Засунув руки в карманы белых брюк, Драко Малфой и правда стоял на деревянной пристани, по ее краям располагались разноцветные фонари, вокруг которых ютились желтые светлячки. Откуда он знал, что встретит ее здесь, как почувствовал?.. Гермиона до крови закусила и так побледневшую губу, не в силах моргнуть, опасаясь, что ей снова мерещится, что ее воображение обезумело под опиумом, который она иногда принимала, чтобы уснуть, и издевается над ней.

— Мне отсюда слышно, как ты думаешь. И почему-то у меня такое ощущение, что я должен ответить тебе, что все взаправду, пока тебя не хватил обморок. Я прав, дорогая Гермиона?

Хрип вырвался из ее груди, опережая поток ледяных слез, царапающих бледные щеки. Эта интонация. Так говорил только он. Она подскочила, перепрыгивая через край лодки, и в следующее мгновение чуть не повалила Драко на деревянный помост. Ее руки сомкнулись на его шее, а тело прижалось к нему так близко и сильно, что лишь от одной мысли, что она вновь может это сделать, хотелось плакать, ведь сердце не выдерживало бешеного стука.

Запах черной смородины, бурбона и… кедра. Да. Был третий аромат, о котором она забыла, Драко пах еще и кедром. Гермиона почувствовала, как он медленно вынул руки из карманов брюк и немного неуверенно коснулся ее спины, но всего через секунду трепетно и крепко обнял, придвигая еще ближе, зарываясь носом в густые каштановые волосы.

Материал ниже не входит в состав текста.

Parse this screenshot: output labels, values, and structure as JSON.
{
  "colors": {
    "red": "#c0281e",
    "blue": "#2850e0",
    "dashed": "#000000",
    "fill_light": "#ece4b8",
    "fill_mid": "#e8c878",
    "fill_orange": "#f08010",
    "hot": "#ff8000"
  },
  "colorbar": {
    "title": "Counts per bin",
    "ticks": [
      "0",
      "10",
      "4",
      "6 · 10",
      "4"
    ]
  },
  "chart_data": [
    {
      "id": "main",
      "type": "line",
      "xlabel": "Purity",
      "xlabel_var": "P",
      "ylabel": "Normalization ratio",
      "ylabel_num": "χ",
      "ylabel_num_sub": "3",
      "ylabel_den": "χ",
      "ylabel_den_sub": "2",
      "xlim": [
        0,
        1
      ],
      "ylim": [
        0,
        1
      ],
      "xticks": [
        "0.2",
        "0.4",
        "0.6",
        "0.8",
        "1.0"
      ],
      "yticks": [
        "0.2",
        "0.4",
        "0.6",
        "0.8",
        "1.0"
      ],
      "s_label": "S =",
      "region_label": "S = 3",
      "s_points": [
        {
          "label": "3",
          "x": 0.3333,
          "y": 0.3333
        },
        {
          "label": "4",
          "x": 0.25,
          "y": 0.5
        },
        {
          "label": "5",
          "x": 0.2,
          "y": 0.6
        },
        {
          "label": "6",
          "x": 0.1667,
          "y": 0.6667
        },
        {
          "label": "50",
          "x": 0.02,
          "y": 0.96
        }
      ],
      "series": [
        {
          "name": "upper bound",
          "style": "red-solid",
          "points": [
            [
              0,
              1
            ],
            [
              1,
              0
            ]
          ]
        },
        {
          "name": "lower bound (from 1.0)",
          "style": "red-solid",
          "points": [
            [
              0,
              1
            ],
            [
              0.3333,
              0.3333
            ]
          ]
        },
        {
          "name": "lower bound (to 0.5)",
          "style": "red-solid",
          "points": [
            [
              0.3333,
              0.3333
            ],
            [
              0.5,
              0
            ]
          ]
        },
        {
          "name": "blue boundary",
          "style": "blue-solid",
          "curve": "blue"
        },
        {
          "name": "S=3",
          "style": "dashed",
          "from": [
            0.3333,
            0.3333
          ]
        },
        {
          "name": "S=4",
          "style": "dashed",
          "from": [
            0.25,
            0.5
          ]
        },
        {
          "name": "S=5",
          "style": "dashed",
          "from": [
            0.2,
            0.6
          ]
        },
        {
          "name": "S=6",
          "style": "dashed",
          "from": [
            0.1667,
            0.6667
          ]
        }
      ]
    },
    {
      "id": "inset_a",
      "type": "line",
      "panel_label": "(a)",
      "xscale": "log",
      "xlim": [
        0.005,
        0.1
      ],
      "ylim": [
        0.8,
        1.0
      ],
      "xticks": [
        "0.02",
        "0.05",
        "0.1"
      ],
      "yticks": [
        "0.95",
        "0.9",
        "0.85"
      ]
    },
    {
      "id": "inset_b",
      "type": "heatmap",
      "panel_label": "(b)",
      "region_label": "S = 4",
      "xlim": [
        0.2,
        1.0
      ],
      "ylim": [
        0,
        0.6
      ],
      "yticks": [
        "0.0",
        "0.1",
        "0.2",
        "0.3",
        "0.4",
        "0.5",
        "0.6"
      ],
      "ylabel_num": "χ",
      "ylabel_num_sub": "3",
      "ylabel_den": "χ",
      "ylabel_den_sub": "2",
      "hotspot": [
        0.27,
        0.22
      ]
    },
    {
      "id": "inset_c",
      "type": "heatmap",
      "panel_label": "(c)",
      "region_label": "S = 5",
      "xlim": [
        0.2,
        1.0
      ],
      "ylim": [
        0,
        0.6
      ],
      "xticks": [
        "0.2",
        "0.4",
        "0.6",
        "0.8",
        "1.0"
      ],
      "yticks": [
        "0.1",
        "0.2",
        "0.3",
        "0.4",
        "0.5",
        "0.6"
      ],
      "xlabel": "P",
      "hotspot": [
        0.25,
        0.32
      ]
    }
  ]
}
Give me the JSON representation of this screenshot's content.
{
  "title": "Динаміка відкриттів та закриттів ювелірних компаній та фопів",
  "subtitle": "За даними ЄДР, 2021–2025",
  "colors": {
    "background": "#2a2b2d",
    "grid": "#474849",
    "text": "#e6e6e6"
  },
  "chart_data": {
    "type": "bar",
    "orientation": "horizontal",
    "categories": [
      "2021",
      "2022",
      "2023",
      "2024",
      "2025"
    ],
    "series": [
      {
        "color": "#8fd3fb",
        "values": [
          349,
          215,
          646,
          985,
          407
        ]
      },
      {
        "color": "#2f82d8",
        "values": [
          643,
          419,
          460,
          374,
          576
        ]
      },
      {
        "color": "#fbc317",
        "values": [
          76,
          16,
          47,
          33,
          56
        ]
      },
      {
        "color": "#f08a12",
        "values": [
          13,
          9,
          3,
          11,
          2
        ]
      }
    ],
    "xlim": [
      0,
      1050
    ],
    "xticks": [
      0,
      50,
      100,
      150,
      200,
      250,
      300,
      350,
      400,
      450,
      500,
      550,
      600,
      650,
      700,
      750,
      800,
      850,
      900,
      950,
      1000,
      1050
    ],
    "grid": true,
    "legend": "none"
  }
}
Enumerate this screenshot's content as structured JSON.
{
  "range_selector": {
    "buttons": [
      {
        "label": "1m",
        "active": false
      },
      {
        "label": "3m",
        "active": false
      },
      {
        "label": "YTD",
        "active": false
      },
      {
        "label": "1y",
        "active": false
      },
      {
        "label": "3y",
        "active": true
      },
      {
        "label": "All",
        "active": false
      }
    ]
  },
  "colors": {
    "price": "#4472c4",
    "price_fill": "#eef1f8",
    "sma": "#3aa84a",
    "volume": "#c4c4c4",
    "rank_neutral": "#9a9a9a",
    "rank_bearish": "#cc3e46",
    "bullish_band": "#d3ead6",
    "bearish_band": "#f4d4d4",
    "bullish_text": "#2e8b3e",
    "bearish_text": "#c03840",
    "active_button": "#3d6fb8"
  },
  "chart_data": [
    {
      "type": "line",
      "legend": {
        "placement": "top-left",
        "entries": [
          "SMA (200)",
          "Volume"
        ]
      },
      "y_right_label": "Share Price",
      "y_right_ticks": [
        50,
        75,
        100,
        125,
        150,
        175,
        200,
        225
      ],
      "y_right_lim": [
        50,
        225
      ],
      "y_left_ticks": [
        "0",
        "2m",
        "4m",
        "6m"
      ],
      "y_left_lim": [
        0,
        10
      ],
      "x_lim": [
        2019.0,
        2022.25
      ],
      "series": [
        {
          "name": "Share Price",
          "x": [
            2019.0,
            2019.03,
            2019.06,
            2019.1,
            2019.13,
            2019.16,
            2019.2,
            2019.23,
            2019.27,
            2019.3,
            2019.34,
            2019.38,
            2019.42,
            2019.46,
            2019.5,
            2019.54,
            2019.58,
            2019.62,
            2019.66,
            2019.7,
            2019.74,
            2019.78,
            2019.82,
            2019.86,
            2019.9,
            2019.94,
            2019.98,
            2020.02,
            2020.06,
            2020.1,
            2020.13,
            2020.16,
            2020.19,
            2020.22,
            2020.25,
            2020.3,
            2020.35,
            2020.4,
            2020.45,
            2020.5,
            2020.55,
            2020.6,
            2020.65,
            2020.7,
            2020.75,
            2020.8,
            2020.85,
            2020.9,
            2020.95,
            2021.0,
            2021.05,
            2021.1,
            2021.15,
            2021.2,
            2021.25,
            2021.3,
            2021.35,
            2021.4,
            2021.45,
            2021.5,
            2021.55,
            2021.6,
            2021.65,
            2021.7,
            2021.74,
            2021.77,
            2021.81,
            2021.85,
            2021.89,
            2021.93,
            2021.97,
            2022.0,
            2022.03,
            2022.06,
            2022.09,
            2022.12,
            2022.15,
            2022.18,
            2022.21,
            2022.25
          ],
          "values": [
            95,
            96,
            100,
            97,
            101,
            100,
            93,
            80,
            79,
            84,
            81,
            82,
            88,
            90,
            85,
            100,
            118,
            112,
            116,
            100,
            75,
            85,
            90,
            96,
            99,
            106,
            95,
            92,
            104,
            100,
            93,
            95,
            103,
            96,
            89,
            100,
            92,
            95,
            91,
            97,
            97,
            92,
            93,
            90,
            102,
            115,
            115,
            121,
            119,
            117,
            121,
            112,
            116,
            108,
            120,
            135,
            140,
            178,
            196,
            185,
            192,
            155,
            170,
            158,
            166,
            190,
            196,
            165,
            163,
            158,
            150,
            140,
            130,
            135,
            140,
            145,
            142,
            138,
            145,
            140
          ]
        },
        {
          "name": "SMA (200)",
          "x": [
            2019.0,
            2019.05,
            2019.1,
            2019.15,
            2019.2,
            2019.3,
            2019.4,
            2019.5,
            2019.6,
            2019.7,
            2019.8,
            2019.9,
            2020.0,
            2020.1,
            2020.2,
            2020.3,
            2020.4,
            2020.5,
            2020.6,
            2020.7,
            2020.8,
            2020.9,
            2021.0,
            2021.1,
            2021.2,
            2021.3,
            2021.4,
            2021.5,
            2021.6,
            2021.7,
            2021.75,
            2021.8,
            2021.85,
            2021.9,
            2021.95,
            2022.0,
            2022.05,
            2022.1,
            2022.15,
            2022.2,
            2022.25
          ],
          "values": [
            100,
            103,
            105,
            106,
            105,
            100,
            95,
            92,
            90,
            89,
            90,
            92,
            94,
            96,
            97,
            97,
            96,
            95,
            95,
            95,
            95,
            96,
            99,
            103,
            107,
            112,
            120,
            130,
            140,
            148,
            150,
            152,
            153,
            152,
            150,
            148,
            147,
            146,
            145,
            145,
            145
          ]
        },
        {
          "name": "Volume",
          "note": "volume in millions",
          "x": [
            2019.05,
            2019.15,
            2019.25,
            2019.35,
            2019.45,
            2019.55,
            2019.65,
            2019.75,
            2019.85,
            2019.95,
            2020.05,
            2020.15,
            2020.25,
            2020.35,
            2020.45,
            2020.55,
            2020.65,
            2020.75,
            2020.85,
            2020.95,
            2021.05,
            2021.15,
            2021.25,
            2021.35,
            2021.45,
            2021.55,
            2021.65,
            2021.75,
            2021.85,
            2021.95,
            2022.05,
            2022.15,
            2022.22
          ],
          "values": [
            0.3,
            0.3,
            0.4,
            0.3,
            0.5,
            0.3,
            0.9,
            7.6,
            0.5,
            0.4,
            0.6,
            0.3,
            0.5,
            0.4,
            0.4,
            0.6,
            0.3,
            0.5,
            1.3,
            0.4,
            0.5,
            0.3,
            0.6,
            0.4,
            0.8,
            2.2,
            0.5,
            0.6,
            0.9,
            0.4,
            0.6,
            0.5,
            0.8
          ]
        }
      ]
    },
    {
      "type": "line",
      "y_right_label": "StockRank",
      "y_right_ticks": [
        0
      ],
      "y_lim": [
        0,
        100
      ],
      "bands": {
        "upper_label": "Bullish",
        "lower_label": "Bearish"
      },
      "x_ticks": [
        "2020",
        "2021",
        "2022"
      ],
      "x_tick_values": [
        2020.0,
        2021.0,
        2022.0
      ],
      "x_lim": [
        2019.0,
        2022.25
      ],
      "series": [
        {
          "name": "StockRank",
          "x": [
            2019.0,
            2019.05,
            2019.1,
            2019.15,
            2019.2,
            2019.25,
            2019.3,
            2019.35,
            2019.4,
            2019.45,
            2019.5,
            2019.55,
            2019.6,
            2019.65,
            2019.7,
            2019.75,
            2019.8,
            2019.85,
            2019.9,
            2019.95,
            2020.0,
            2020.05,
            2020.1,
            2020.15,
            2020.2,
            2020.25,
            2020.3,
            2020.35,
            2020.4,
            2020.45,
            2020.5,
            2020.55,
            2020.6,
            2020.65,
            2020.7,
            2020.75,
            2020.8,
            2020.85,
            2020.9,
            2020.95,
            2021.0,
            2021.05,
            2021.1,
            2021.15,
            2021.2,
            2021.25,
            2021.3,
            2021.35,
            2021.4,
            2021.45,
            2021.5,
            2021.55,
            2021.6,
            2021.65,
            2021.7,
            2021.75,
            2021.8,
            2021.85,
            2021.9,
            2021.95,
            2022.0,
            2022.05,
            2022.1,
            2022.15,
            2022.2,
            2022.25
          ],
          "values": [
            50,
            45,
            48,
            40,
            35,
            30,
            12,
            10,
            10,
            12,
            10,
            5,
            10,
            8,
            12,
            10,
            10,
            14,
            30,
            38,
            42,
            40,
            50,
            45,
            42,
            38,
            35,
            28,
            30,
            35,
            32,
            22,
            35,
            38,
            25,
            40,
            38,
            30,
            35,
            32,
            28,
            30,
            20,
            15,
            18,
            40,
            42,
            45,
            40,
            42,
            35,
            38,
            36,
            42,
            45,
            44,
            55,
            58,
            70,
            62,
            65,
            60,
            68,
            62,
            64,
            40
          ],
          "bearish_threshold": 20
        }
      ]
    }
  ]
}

— Скажи, что это правда, — растянутая в гласных мука заставила Гермиону вздрогнуть, оторвать лицо от еще более бледной, чем при жизни, шеи Малфоя и заглянуть в его встревоженные серые глаза. Теперь она заметила, что рядом с голубизной усмешки, которую видела из лодки, царапались графитовые искры тревоги и надежды.

Она провела кончиком большого пальца по его щеке. Казалось, по его ледяной коже была рассыпана звездная крошка, он словно слегка светился. А на трепещущих ресницах цвели аккуратные узоры инея, которые так красиво обрамляли его вымученный взгляд, что слезы продолжали жечь Гермиону.

Больше всего на свете она хотела сказать такое простое «да», но на деле уже не смела доверять своим травмированным органам чувств, все могло обернуться очередным сном, а точнее, кошмаром. Не просто так говорят, что неумение и нежелание принять потерю человека — одна из форм тяжелого безумия, но только это же и являлось единственным способом жить дальше.